Essa ótima ação tem um tempinho, mas achei interessante postá-la aqui no blog. No dia 21 de novembro, foi o Dia Mundial em Memória das Vítimas de Trânsito.
E para chamar a atenção principalmente dos jovens sobre as consequências negativas de beber e dirigir, a agência ageisobar criou uma ação para a ONG Trânsito Amigo (Associação de parentes, amigos e vítimas de trânsito), onde um caminhão-cegonha com cadeiras de rodas no lugar dos carros, percorreu ruas cheias de bares em São Paulo. A ideia era reforçada com a frase: “Este pode ser o próximo meio de transporte de quem bebe e dirige.”

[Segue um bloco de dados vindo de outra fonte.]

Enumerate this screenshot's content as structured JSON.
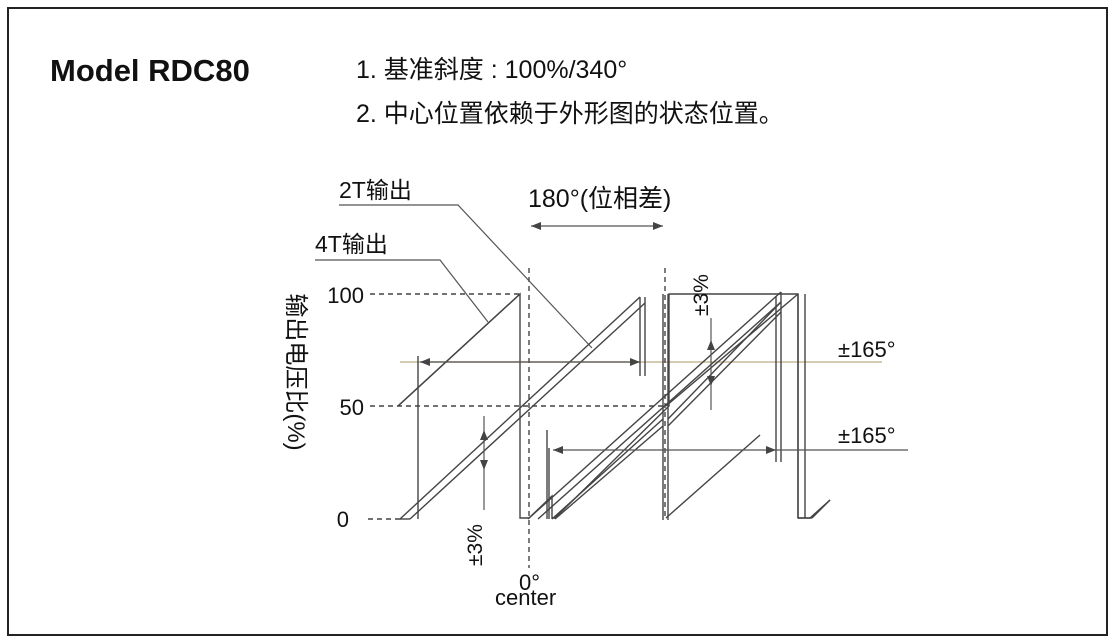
{
  "header": {
    "model": "Model RDC80",
    "note1": "1. 基准斜度 : 100%/340°",
    "note2": "2. 中心位置依赖于外形图的状态位置。"
  },
  "labels": {
    "output_2t": "2T输出",
    "output_4t": "4T输出",
    "phase_diff": "180°(位相差)",
    "y_axis": "输出电压比(%)",
    "tick_100": "100",
    "tick_50": "50",
    "tick_0": "0",
    "tol_top": "±3%",
    "tol_bottom": "±3%",
    "angle_top": "±165°",
    "angle_bottom": "±165°",
    "zero_deg": "0°",
    "center": "center"
  },
  "colors": {
    "frame": "#222222",
    "line": "#444444",
    "reference_line": "#c8b898"
  }
}
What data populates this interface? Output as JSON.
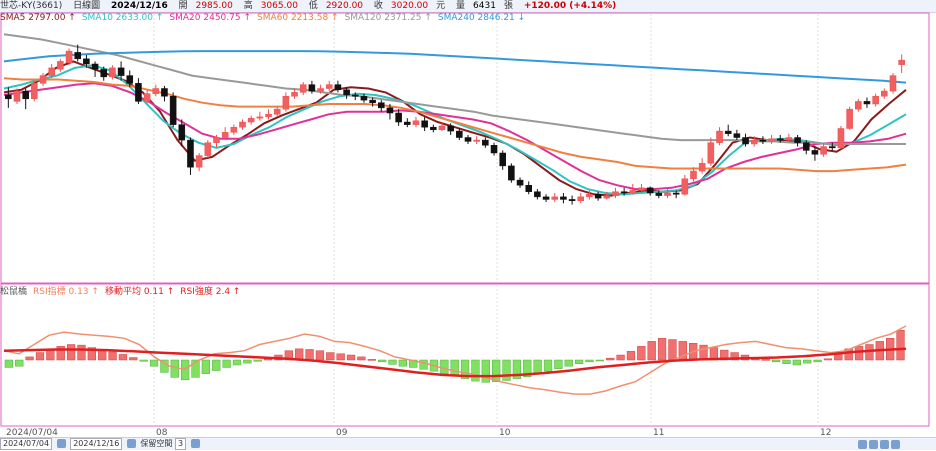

Confira o video case da ação:
Com certeza conseguiu despertar uma conscientização sobre o problema, não acham?


Ação DUKA! Pena que muitos levem ‘na brincadeira’ e nem liguem para a mensagem séria da coisa.
A idéia é ótima, porém a frase está incorreta. Eu bebo e dirijo, porém não em seguida. Portanto, o correto é “Este pode ser o próximo meio de transporte de quem dirige após beber”. Grande abraço.
Perfeita, como estudante de publicidade gostaria de copiar essa ideia e dissemina-la por aqui! adoraria !
Eu acho uma ação complicada e delicada. Primeiro que não é só quem bebe e dirige que usa cadeira de rodas, logo isso pode estigmatizar a imagem do cadeirante e inclusive “marginalizar” o mesmo.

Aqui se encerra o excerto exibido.